How have I let it come to this?

January 5, 2009

Where did it go so wrong? I’m a 21st century independent woman who fights fiercely for equality at every opportunity. So how could I have been so blind to the grand injustice happening under my nose on a bi-weekly basis?

My husband stood admiring (I’d like to think the man was in awe) our freshly scrubbed (by moi), gleaming white bathroom. “Did we get a new toilet paper holder [spring]bar?” He asked, pointing to the naked black plastic rod in its mod-chrome setting.

“No,” I said, confused, “it’s the same one it’s always been.”

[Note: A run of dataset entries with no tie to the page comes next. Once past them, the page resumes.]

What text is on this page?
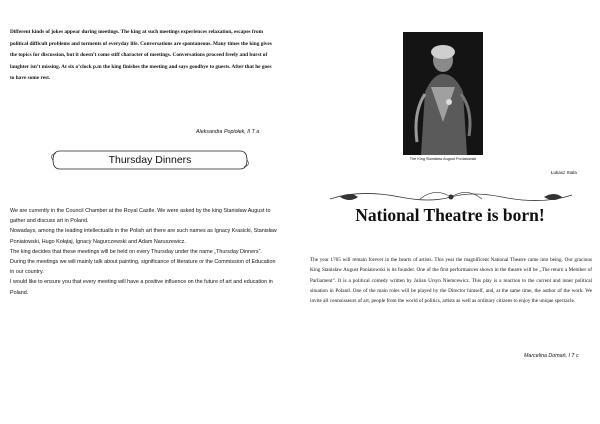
Different kinds of jokes appear during meetings. The king at such meetings experiences relaxation, escapes from political difficult problems and torments of everyday life. Conversations are spontaneous. Many times the king gives the topics for discussion, but it doesn’t come stiff character of meetings. Conversations proceed freely and burst of laughter isn’t missing. At six o’clock p.m the king finishes the meeting and says goodbye to guests. After that he goes to have some rest.
Aleksandra Popiołek, II T a
Thursday Dinners

We are currently in the Council Chamber at the Royal Castle. We were asked by the king Stanisław August to gather and discuss art in Poland.

Nowadays, among the leading intellectualls in the Polish art there are such names as Ignacy Krasicki, Stanisław Poniatowski, Hugo Kołątaj, Ignacy Nagurczewski and Adam Naruszewicz.

The king decides that these meetings will be held on every Thursday under the name „Thursday Dinners”.

During the meetings we will mainly talk about painting, significance of literature or the Commission of Education in our country.

I would like to ensure you that every meeting will have a positive influence on the future of art and education in Poland.

The King Stanisław August Poniatowski
Łukasz Stala
National Theatre is born!
The year 1765 will remain forever in the hearts of artists. This year the magnificent National Theatre came into being. Our gracious King Stanisław August Poniatowski is its founder. One of the first performances shown in the theatre will be „The return a Member of Parliament”. It is a political comedy written by Julian Ursyn Niemcewicz. This play is a reaction to the current and inner political situation in Poland. One of the main roles will be played by the Director himself, and, at the same time, the author of the work. We invite all connoisseurs of art, people from the world of politics, artists as well as ordinary citizens to enjoy the unique spectacle.
Marcelina Domań, I T c
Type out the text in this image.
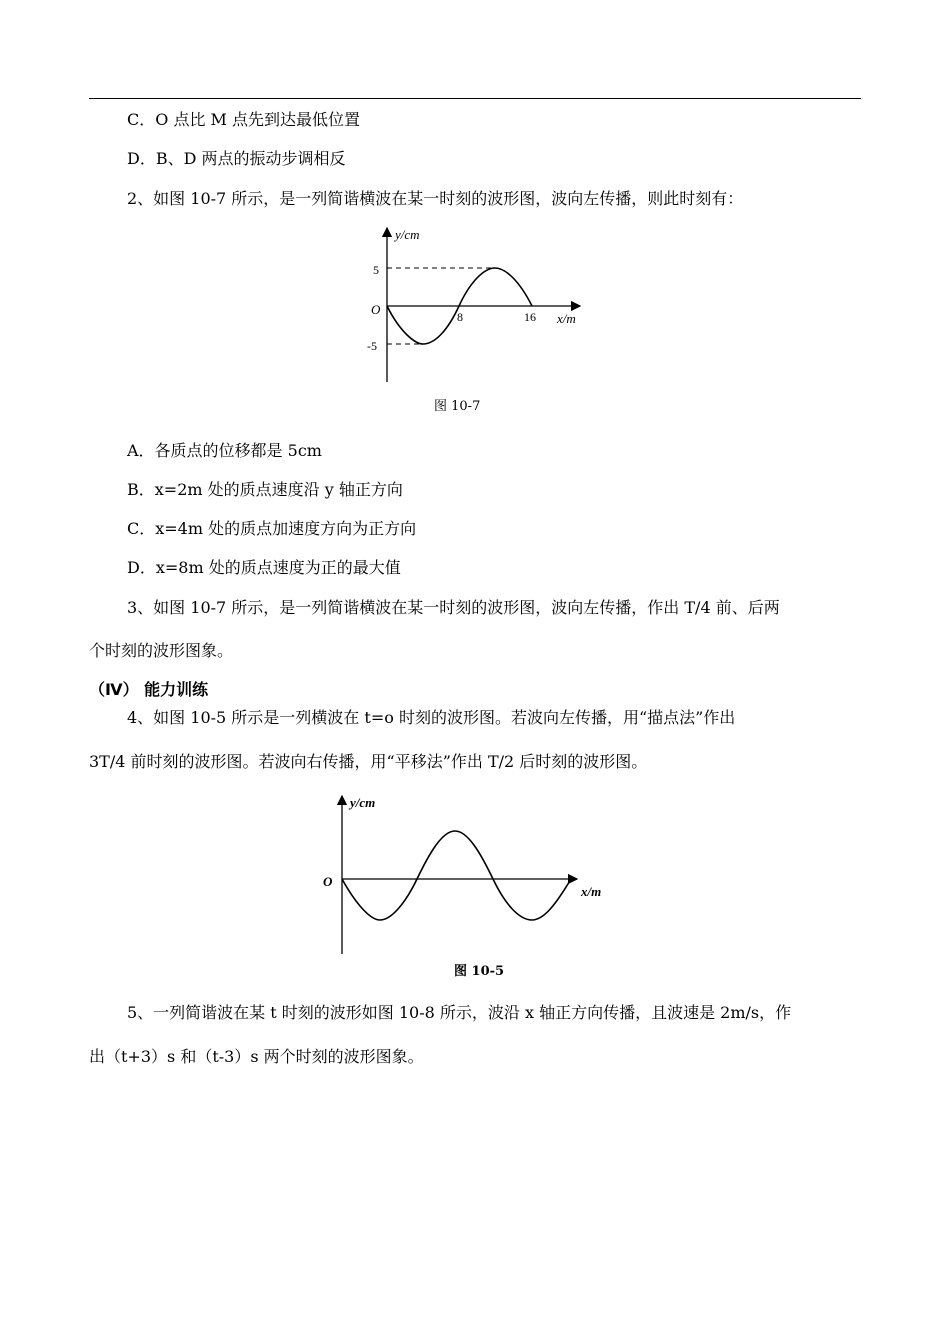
C．O 点比 M 点先到达最低位置
D．B、D 两点的振动步调相反
2、如图 10-7 所示，是一列简谐横波在某一时刻的波形图，波向左传播，则此时刻有：
y/cm
x/m
O
5
-5
8	16
图 10-7
A．各质点的位移都是 5cm
B．x=2m 处的质点速度沿 y 轴正方向
C．x=4m 处的质点加速度方向为正方向
D．x=8m 处的质点速度为正的最大值
3、如图 10-7 所示，是一列简谐横波在某一时刻的波形图，波向左传播，作出 T/4 前、后两
个时刻的波形图象。
（Ⅳ） 能力训练
4、如图 10-5 所示是一列横波在 t=o 时刻的波形图。若波向左传播，用“描点法”作出
3T/4 前时刻的波形图。若波向右传播，用“平移法”作出 T/2 后时刻的波形图。
y/cm
x/m
O
图 10-5
5、一列简谐波在某 t 时刻的波形如图 10-8 所示，波沿 x 轴正方向传播，且波速是 2m/s，作
出（t+3）s 和（t-3）s 两个时刻的波形图象。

Slowly, ever so slowly, we both came to the same horrifying realization. I was the one brave enough, or foolish enough, to put it into words.

“You’ve never seen it before, have you?” I asked, wide eyed as the truth hit me. He shook his head. “So you’ve never replaced the roll the whole time we’ve been living here?” It was more statement than question. “That’s almost two years!”

He smiled sheepishly. “I guess not.” Then he flashed that ever-so-darling grin that I’m sure got him out of all kinds of trouble as a kid, and as much as I hate to say it, still works just as well today…sigh.